Sixteen of 17 polio victims in Sindh are Pashtuns: WHO officials


Pashto speakers appear to be the worst-hit ethnic group of this multi-ethnic city, as the terrorism-hit country is all set to break its previous records of highest number of polio cases that, health officials say, would hit the historic 250 mark by the end of this year.

The reason for this damaging affect, the officials cite, is the frequent inter-provincial movement in which the travellers carry the deadly polio virus from one place to another.

According to officials at the World Health Organisation (WHO), some 188 cases of polio have been reported from across the country till October 1. Of the total, majority of polio victims, 132, belong to Khyber Pakhtunkhwa province. While 33 children, mostly of age below five, have been crippled by the incurable disease in the militants-infested Federally Administered Tribal Areas (Fata), the officials told Pakistan Today.

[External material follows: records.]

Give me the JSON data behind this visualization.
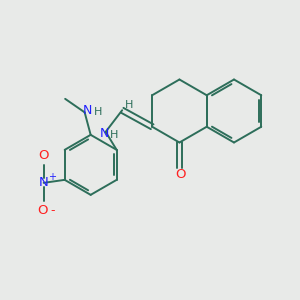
{
  "background_color": "#e8eae8",
  "bond_color": "#2d6e5a",
  "N_color": "#2020ff",
  "O_color": "#ff2020",
  "figsize": [
    3.0,
    3.0
  ],
  "dpi": 100,
  "xlim": [
    0,
    10
  ],
  "ylim": [
    0,
    10
  ]
}
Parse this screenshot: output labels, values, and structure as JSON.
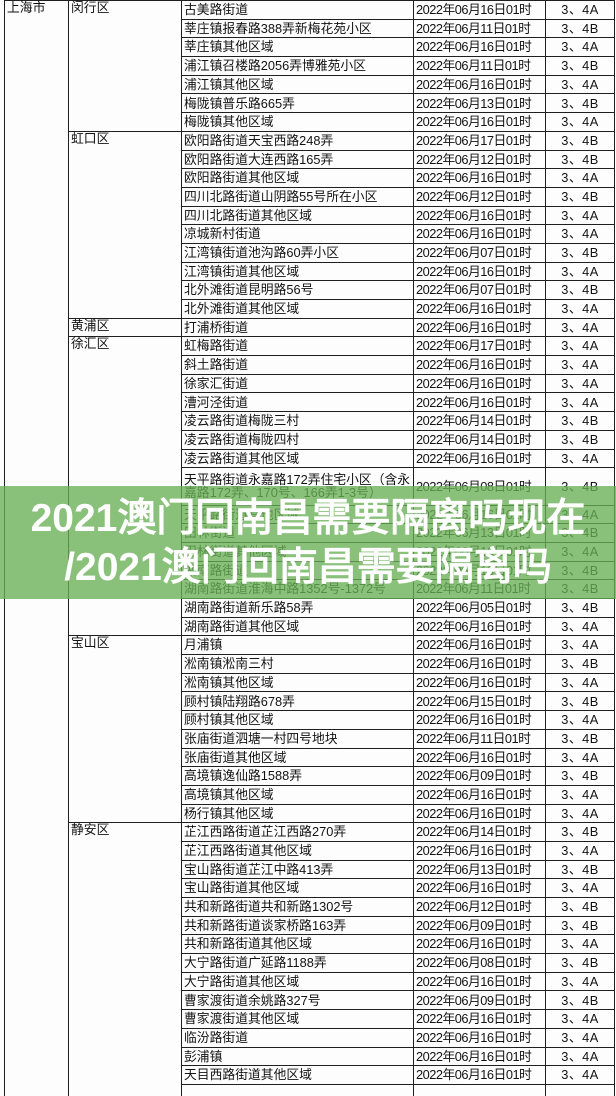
{
  "overlay": {
    "line1": "2021澳门回南昌需要隔离吗现在",
    "line2": "/2021澳门回南昌需要隔离吗",
    "band_color": "#69B054",
    "text_color": "#FFFFFF"
  },
  "colors": {
    "table_border": "#1F1F1F",
    "cell_background": "#FDFDFD",
    "text": "#121212"
  },
  "table": {
    "city": "上海市",
    "districts": [
      {
        "name": "闵行区",
        "rows": [
          {
            "area": "古美路街道",
            "date": "2022年06月16日01时",
            "cls": "3、4A"
          },
          {
            "area": "莘庄镇报春路388弄新梅花苑小区",
            "date": "2022年06月11日01时",
            "cls": "3、4B"
          },
          {
            "area": "莘庄镇其他区域",
            "date": "2022年06月16日01时",
            "cls": "3、4A"
          },
          {
            "area": "浦江镇召楼路2056弄博雅苑小区",
            "date": "2022年06月11日01时",
            "cls": "3、4B"
          },
          {
            "area": "浦江镇其他区域",
            "date": "2022年06月16日01时",
            "cls": "3、4A"
          },
          {
            "area": "梅陇镇普乐路665弄",
            "date": "2022年06月13日01时",
            "cls": "3、4B"
          },
          {
            "area": "梅陇镇其他区域",
            "date": "2022年06月16日01时",
            "cls": "3、4A"
          }
        ]
      },
      {
        "name": "虹口区",
        "rows": [
          {
            "area": "欧阳路街道天宝西路248弄",
            "date": "2022年06月17日01时",
            "cls": "3、4B"
          },
          {
            "area": "欧阳路街道大连西路165弄",
            "date": "2022年06月12日01时",
            "cls": "3、4B"
          },
          {
            "area": "欧阳路街道其他区域",
            "date": "2022年06月16日01时",
            "cls": "3、4A"
          },
          {
            "area": "四川北路街道山阴路55号所在小区",
            "date": "2022年06月12日01时",
            "cls": "3、4B"
          },
          {
            "area": "四川北路街道其他区域",
            "date": "2022年06月16日01时",
            "cls": "3、4A"
          },
          {
            "area": "凉城新村街道",
            "date": "2022年06月16日01时",
            "cls": "3、4A"
          },
          {
            "area": "江湾镇街道池沟路60弄小区",
            "date": "2022年06月07日01时",
            "cls": "3、4B"
          },
          {
            "area": "江湾镇街道其他区域",
            "date": "2022年06月16日01时",
            "cls": "3、4A"
          },
          {
            "area": "北外滩街道昆明路56号",
            "date": "2022年06月07日01时",
            "cls": "3、4B"
          },
          {
            "area": "北外滩街道其他区域",
            "date": "2022年06月16日01时",
            "cls": "3、4A"
          }
        ]
      },
      {
        "name": "黄浦区",
        "rows": [
          {
            "area": "打浦桥街道",
            "date": "2022年06月16日01时",
            "cls": "3、4A"
          }
        ]
      },
      {
        "name": "徐汇区",
        "rows": [
          {
            "area": "虹梅路街道",
            "date": "2022年06月17日01时",
            "cls": "3、4A"
          },
          {
            "area": "斜土路街道",
            "date": "2022年06月16日01时",
            "cls": "3、4A"
          },
          {
            "area": "徐家汇街道",
            "date": "2022年06月16日01时",
            "cls": "3、4A"
          },
          {
            "area": "漕河泾街道",
            "date": "2022年06月16日01时",
            "cls": "3、4A"
          },
          {
            "area": "凌云路街道梅陇三村",
            "date": "2022年06月14日01时",
            "cls": "3、4B"
          },
          {
            "area": "凌云路街道梅陇四村",
            "date": "2022年06月14日01时",
            "cls": "3、4B"
          },
          {
            "area": "凌云路街道其他区域",
            "date": "2022年06月16日01时",
            "cls": "3、4A"
          },
          {
            "area": "天平路街道永嘉路172弄住宅小区（含永嘉路172弄、170号、166弄1-3号）",
            "date": "2022年06月08日01时",
            "cls": "3、4B",
            "tall": true
          },
          {
            "area": "天平路街道其他区域",
            "date": "2022年06月16日01时",
            "cls": "3、4A"
          },
          {
            "area": "田林街道",
            "date": "2022年06月13日01时",
            "cls": "3、4B"
          },
          {
            "area": "田林街道其他区域",
            "date": "2022年06月16日01时",
            "cls": "3、4A"
          },
          {
            "area": "湖南路街道",
            "date": "2022年06月13日01时",
            "cls": "3、4B"
          },
          {
            "area": "湖南路街道淮海中路1352号-1372号",
            "date": "2022年06月11日01时",
            "cls": "3、4B"
          },
          {
            "area": "湖南路街道新乐路58弄",
            "date": "2022年06月05日01时",
            "cls": "3、4B"
          },
          {
            "area": "湖南路街道其他区域",
            "date": "2022年06月16日01时",
            "cls": "3、4A"
          }
        ]
      },
      {
        "name": "宝山区",
        "rows": [
          {
            "area": "月浦镇",
            "date": "2022年06月16日01时",
            "cls": "3、4A"
          },
          {
            "area": "淞南镇淞南三村",
            "date": "2022年06月16日01时",
            "cls": "3、4B"
          },
          {
            "area": "淞南镇其他区域",
            "date": "2022年06月16日01时",
            "cls": "3、4A"
          },
          {
            "area": "顾村镇陆翔路678弄",
            "date": "2022年06月15日01时",
            "cls": "3、4B"
          },
          {
            "area": "顾村镇其他区域",
            "date": "2022年06月16日01时",
            "cls": "3、4A"
          },
          {
            "area": "张庙街道泗塘一村四号地块",
            "date": "2022年06月11日01时",
            "cls": "3、4B"
          },
          {
            "area": "张庙街道其他区域",
            "date": "2022年06月16日01时",
            "cls": "3、4A"
          },
          {
            "area": "高境镇逸仙路1588弄",
            "date": "2022年06月09日01时",
            "cls": "3、4B"
          },
          {
            "area": "高境镇其他区域",
            "date": "2022年06月16日01时",
            "cls": "3、4A"
          },
          {
            "area": "杨行镇其他区域",
            "date": "2022年06月16日01时",
            "cls": "3、4A"
          }
        ]
      },
      {
        "name": "静安区",
        "rows": [
          {
            "area": "芷江西路街道芷江西路270弄",
            "date": "2022年06月14日01时",
            "cls": "3、4B"
          },
          {
            "area": "芷江西路街道其他区域",
            "date": "2022年06月16日01时",
            "cls": "3、4A"
          },
          {
            "area": "宝山路街道芷江中路413弄",
            "date": "2022年06月13日01时",
            "cls": "3、4B"
          },
          {
            "area": "宝山路街道其他区域",
            "date": "2022年06月16日01时",
            "cls": "3、4A"
          },
          {
            "area": "共和新路街道共和新路1302号",
            "date": "2022年06月12日01时",
            "cls": "3、4B"
          },
          {
            "area": "共和新路街道谈家桥路163弄",
            "date": "2022年06月09日01时",
            "cls": "3、4B"
          },
          {
            "area": "共和新路街道其他区域",
            "date": "2022年06月16日01时",
            "cls": "3、4A"
          },
          {
            "area": "大宁路街道广延路1188弄",
            "date": "2022年06月08日01时",
            "cls": "3、4B"
          },
          {
            "area": "大宁路街道其他区域",
            "date": "2022年06月16日01时",
            "cls": "3、4A"
          },
          {
            "area": "曹家渡街道余姚路327号",
            "date": "2022年06月09日01时",
            "cls": "3、4B"
          },
          {
            "area": "曹家渡街道其他区域",
            "date": "2022年06月16日01时",
            "cls": "3、4A"
          },
          {
            "area": "临汾路街道",
            "date": "2022年06月16日01时",
            "cls": "3、4A"
          },
          {
            "area": "彭浦镇",
            "date": "2022年06月16日01时",
            "cls": "3、4A"
          },
          {
            "area": "天目西路街道其他区域",
            "date": "2022年06月16日01时",
            "cls": "3、4A"
          },
          {
            "area": "",
            "date": "",
            "cls": "",
            "stub": true
          }
        ]
      }
    ]
  }
}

Four and two cases have, respectively, been reported from the insurgency-hit Balochistan and flood-hit Punjab province. What, however, appears to be alarming are the numbers reported from Sindh where the WHO officials counted the number of polio cases at 17.

Of the total, 16 polio victims belong to Karachi, most populated and multi-ethnic financial hub of the country. The only polio case reported from outside Karachi was that of District Sanghar, the health officials said.

“All but one of the total polio victims reported in Sindh are Pashtoons,” a WHO official told Pakistan Today, requesting anonymity for he was unauthorised to talk to the media.

The only case reported from the interior of Sindh, he said, involved a Birohi speaking family.

The WHO officials underline inter-provincial movement of the Pashto-speaking people as one of major reasons for the current outbreak of polio in Karachi. “Hundreds of people keep moving to and from KPK province from District West of the city on a daily basis,” the official said.

Even in case of Birohi family from Sanghar, the inter-city movement had been witnessed as a common attributable factor, he said. This was despite the fact that the Sindh health department had set up a vaccination center at the city’s entry and exit points at super highway’s Toll Plaza to vaccinate every below-five kid travelling with the parents, he added.

Other stumbling blocks, the official said, were security threat to vaccination teams and religious misconceptions in the predominantly conservative local society.

The resistors perceive that polio vaccine contains ingredients that render the men infertile and women getting adulthood prematurely.

“The number of refusals, both silent and straight, are increasing day by day,” said the WHO official.

Some four months ago, he recalled, the outbreak of polio cases in Karachi was of localised nature with District Central being its epicentre. “The virus has now spread through Punjab, Balochistan and the interior of Sindh,” he added.

Terming District West a “high risk” area for polio virus, the official said districts East and Central were equally dangerous.

“Whichever the district is, community is the same (Pashto speaking),” he said.